Tengo el poder de tener perfectamente claro que el dulzor de las pocas, modestas victorias presentes es un fogonazo de artificio, tan deslumbrante como pasajero. Que más que un diploma o titular qué colgar en tu pared, el recuerdo de que un día estuviste arriba será la colchita que te arropará el día en que algo te salga chueco una vez más y te toque volver a estar abajo. Tengo el poder de haberme pasado días enteros con la misma casaca prestada, fatigando la nieve de ciudades extrañas con cinco dólares, un trozo de chocolate, media botella de agua en los bolsillos y ninguna idea de dónde chucha iré a pasar la noche. Tengo el poder de comparar eso con esto y viceversa. Y de conocer perfectamente la diferencia. Tengo también el superpoder de la antipatía que, a lo largo de mi vida profesional, ha sido siempre el mejor repelente contra insectos voladores y rastreros porque los ahuyenta eficazmente produciéndoles algo muy parecido al temor, aunque nunca llegue a ser temor pues es solo duda, desagrado, sospecha, incomodidad, solo gloriosa e invencible antipatía. Tengo, en cambio, el poder mágico de atraer con mi sola presencia a los perros. A los rottweiller rechonchos del serenazgo, a los chuscos carachosos del mercado, a los poodle amaestrados del circo, a los dorados labradores de mis vecinos, a los feroces pitbull de los malandrines, todos ellos –los perros, digo–me aman a primera vista, al primer olfateo me adoptan, sin excepción, soy algo así como su flautista de Hamelín, soy el pastorcito de los canes, soy el mejor amigo de tu guau guau.

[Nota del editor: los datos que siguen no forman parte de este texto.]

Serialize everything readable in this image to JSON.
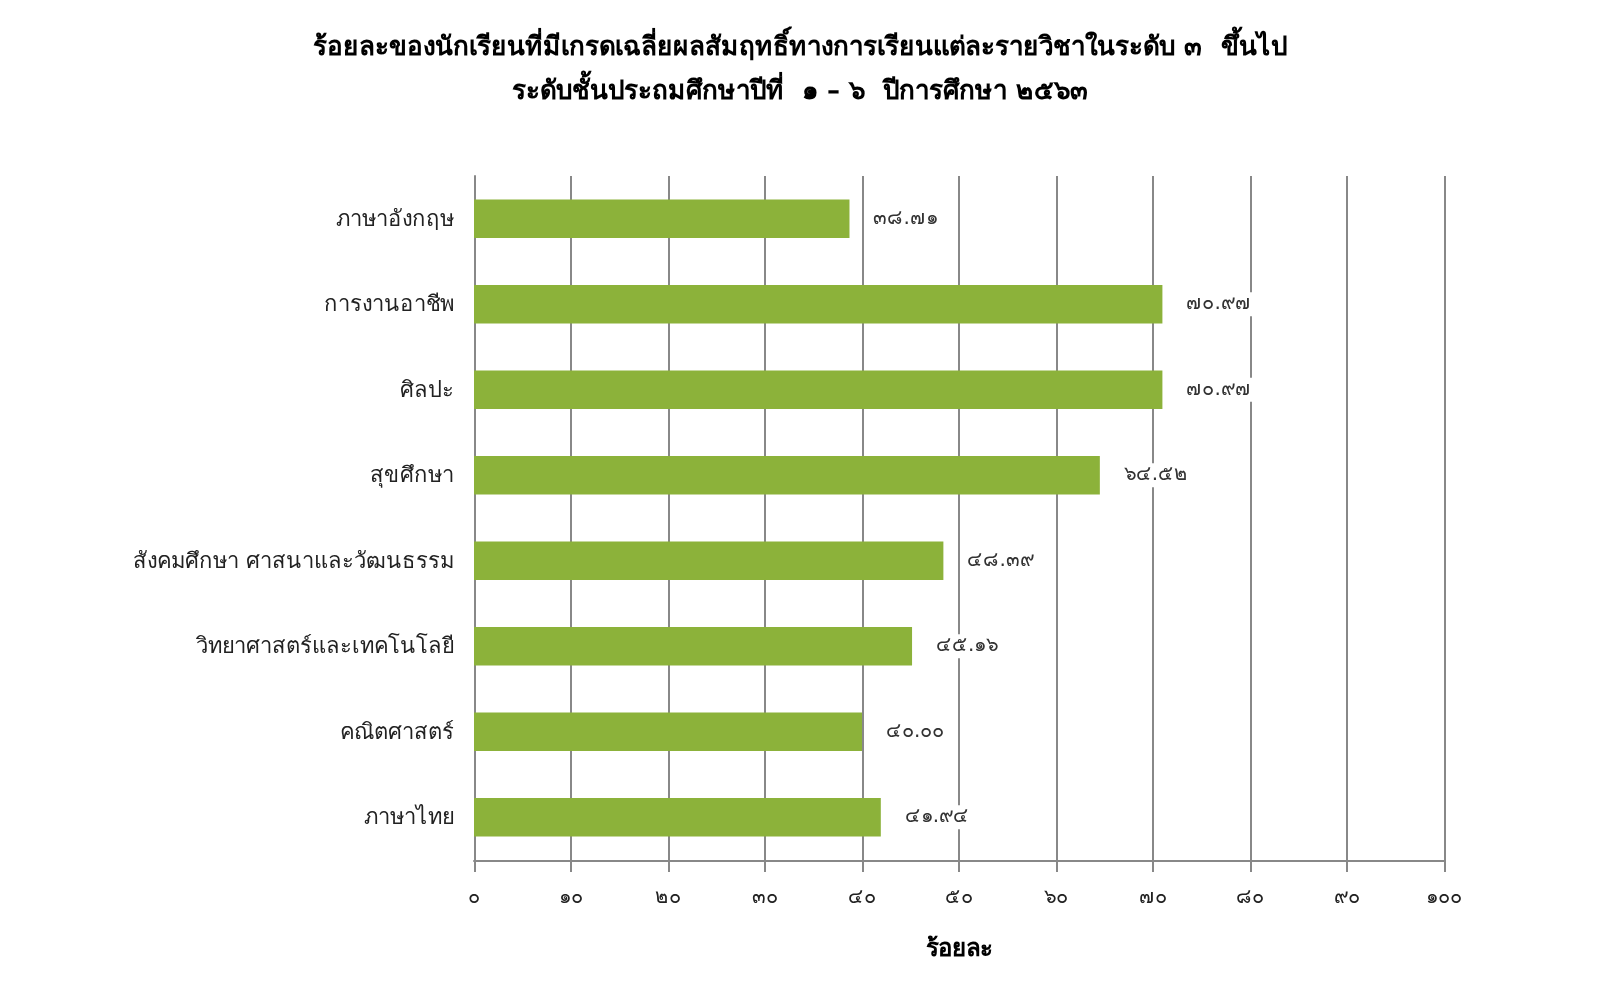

Tengo el implacable poder que me dan los amigos de acero. Los viejos amigos que me cuidan como si fuera su hijo con habilidades especiales, que me abrazan fuerte si la achunto, que me sostienen cuando trastabillo, que me recogen con cucharita cada vez que me derrumbo y que me resondran furiosos si descubren que la estoy cagando de nuevo. Tengo el poder de confiar completamente y estoy listo para volver a poner mi cabeza al fuego.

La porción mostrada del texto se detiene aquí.